Photo courtesy of Mr T in DC via Flickr
Can a state that’s not a state have a state fair?
Until now, deep-fried Twinkies (or worse; see Grist’s slide show), Ferris wheels, and pie-eating contests have been denied the nearly 600,000 residents of the District of Columbia, who also hold the distinction of being the only jurisdiction in the Lower 48 that pays federal income taxes while having no voting representation in Congress.
Congress still treats us as its private plantation. But as of this year, we do have an agricultural fair, thanks to a community gardener and food blogger who wondered why she had to take her favorite cherry tomatoes across the Potomac to Virginia to be judged. She decided it was high time D.C. had a fair of its own.
And I’m glad she did. On Saturday, my zucchini bread-and-butter pickles won first place for the best D.C.-grown food product in the entire federal enclave. How appropriate, I thought, that these zucchini should grow in an urban kitchen garden just five blocks from the fair grounds, and barely a mile from Michelle Obama’s garden at the White House.
But the kudos all go to Amelia Showalter, author of the Gradually Greener blog, who not only imagined a state fair where none had existed before, but organized a host of volunteers to pull it off flawlessly.
Showalter’s idea captivated the Internet news mavens here in the nation’s capital in recent weeks and created enough buzz to lure a throng of canners, picklers, and pie bakers. There were 20 entries in the jelly and jams contest, 25 for pickles, another 35 for pies, and 40 cupcake submissions. A contest for best home-brewed beer drew individuals as well as teams from all over town for judging that took place at a local pub the night before. (The winner was a German black beer said to go down like liquid pumpernickel.)
It was all folded into Columbia Heights Day, a festival celebrating the local neighborhood, where kids had moon bounces and a tent filled with face painting, cookie decorating, and storytelling fun. There was a community dog show (won by a handsome Airedale terrier), political candidates, rock music, barbecued chicken, and locally-made fresh fruit popsicles.
No funnel cake, pigs or chickens.

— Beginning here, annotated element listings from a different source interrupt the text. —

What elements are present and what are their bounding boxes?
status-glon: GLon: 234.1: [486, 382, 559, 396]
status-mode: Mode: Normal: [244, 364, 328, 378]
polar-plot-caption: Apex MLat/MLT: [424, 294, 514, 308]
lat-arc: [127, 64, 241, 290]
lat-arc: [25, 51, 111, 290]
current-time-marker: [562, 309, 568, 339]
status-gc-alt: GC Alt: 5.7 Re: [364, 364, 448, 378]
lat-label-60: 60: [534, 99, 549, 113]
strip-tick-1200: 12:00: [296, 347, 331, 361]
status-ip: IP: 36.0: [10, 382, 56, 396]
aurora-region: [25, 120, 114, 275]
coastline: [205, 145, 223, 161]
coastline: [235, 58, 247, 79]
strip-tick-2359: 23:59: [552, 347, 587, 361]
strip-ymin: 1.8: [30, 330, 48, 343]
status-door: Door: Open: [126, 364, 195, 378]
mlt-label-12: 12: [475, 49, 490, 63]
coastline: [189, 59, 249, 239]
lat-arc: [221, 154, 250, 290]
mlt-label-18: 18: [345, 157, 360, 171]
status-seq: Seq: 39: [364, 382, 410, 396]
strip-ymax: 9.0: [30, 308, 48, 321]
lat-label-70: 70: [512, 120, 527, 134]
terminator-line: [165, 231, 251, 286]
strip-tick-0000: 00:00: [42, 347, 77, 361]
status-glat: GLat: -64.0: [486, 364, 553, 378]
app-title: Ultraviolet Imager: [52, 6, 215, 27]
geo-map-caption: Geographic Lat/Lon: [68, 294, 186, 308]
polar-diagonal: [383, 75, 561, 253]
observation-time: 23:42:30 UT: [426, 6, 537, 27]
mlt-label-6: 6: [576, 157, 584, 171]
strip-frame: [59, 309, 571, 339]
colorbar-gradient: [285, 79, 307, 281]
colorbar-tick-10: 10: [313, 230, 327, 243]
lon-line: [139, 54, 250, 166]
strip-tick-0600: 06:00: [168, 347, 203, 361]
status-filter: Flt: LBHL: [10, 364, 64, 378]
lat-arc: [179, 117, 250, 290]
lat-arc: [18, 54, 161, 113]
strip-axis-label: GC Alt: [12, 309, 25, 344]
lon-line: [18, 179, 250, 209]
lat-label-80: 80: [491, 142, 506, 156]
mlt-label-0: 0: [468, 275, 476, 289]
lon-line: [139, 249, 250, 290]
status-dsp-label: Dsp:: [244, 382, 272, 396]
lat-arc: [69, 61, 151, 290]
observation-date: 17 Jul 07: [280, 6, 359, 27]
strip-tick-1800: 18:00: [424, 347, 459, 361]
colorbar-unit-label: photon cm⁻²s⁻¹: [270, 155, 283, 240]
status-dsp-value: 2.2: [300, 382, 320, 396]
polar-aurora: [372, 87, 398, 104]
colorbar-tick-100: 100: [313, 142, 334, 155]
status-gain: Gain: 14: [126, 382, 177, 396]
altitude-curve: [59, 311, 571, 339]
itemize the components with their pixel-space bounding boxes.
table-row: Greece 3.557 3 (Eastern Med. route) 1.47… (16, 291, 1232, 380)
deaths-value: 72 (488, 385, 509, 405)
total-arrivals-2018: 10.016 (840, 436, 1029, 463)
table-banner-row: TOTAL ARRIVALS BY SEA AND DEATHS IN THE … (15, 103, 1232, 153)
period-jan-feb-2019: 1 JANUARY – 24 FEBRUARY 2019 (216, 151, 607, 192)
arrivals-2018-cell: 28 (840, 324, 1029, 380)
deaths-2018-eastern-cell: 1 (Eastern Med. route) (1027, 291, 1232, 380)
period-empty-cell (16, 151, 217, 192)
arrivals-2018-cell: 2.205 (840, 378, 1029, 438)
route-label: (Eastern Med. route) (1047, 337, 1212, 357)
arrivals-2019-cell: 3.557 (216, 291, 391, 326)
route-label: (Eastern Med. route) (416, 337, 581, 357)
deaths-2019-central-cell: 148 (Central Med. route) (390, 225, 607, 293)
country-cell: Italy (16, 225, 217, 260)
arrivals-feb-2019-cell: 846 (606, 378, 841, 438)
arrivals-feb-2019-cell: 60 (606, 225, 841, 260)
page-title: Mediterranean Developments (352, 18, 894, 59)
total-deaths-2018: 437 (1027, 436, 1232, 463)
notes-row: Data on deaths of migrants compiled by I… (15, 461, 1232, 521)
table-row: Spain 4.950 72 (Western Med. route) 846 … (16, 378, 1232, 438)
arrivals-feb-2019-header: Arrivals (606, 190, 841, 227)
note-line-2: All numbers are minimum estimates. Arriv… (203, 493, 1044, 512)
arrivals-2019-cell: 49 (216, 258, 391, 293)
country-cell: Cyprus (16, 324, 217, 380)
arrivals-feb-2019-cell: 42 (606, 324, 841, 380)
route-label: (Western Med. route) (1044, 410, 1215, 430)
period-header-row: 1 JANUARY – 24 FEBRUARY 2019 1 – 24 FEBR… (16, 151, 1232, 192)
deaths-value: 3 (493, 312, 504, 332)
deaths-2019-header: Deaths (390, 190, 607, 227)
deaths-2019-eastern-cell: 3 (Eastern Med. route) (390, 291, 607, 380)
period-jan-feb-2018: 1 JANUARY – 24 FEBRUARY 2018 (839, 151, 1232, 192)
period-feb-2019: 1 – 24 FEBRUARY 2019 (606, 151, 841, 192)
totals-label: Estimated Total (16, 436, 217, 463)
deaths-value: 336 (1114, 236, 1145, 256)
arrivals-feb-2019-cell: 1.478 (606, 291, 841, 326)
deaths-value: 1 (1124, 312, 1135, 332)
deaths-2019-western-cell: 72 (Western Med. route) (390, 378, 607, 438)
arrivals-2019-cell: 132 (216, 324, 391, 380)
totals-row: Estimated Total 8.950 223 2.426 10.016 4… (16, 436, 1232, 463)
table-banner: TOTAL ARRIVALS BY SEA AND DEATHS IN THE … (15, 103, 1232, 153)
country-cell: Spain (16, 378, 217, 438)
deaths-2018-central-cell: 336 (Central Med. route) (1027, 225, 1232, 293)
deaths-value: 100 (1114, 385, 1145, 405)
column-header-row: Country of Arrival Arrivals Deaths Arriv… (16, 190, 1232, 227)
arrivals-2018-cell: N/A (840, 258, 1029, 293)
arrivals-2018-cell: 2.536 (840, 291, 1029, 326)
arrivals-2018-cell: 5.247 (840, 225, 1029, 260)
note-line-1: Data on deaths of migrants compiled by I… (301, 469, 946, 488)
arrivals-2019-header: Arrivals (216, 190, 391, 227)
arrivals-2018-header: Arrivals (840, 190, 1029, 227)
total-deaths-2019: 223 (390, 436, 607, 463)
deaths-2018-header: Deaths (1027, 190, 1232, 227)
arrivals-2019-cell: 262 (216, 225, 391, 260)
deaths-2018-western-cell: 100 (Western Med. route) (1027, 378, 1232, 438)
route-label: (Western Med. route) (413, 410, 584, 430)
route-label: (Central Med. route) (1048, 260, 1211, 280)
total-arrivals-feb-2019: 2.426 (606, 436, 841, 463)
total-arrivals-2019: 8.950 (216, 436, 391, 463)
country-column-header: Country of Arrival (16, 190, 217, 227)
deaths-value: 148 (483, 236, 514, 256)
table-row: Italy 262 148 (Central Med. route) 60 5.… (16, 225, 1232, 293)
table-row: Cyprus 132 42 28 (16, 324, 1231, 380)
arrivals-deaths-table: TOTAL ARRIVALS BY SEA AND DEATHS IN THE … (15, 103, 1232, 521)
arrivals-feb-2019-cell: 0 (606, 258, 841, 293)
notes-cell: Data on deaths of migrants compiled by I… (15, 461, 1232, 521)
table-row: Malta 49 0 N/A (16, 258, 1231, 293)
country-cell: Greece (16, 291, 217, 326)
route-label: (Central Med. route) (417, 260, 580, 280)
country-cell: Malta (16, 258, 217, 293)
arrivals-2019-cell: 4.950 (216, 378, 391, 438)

But we did have some alpacas on display.
In fact, I did not win first prize in any of the categories I entered. My green tomato jam with cinnamon and the green tomato mincemeat we love so much didn’t even place. Ditto for our beloved lacto-fermented, spicy Cajun pickles. The best I could do in that category was third for the aforementioned bread-and-butter zucchini.
It was all zucchini, all day for me. An heirloom Italian zucchini I grew this year tied for second-biggest vegetable, behind a city-grown butternut squash that tipped a digital scale at nearly five pounds. The same zucchini — at 12 and one-eighth inches in length, not including the stem — also took second in the longest vegetable category.
Yet when all the votes were tallied, those bread-and-butter zucchini somehow emerged as the best entry of all the foods grown right here in the District of Columbia.
In accepting the prize, I had to admit that our zucchini usually grow just fine with little interference from me. All I have to do is leave on vacation for a couple of weeks. When I return, the zucchini are as big as your leg. The monster I entered this year — hardly the biggest we’ve seen by a long shot — was found hiding in a tomato cage.
It was such a grand beginning for our new state fair, I couldn’t help wondering what it might be like next year.
“I don’t even want to think about it,” said Showalter, as she tried to focus on the pie judging. “I have to go home and crash first.”
Prize-winning bread-and-butter zucchini
If using really large, heirloom Italian zucchini for this like we do, slice the zucchini down the middle. Remove the center part with the seeds and cut the meat into quarter-rounds about 3/8-inch thick. If you’re using traditional garden-variety zucchini, simply cut the zucchini into 1/4-inch rounds.
4 pounds zucchini, cleaned and cut as described above
3/4 pound onion, peeled and sliced into thin quarter-rounds
1/4 cup pickling salt (or non-iodized sea salt, or kosher salt)
2 cups cider vinegar
1 cup sugar
2 tablespoons mustard seed
1 teaspoon ground turmeric
Cover the vegetables with ice in a large bowl and let stand two hours. Drain the vegetables. Meanwhile, in a nonreactive pot, bring to a boil the salt, vinegar, sugar, mustard seed and turmeric. Add the vegetables, return to a boil, then reduce heat and simmer 5 minutes.
Ladle vegetables and liquid into 4 pint-size canning jars, leaving 1/2-inch head space. Secure two-piece lids according to manufacturer’s instructions and process 10 minutes in a boiling water bath to seal.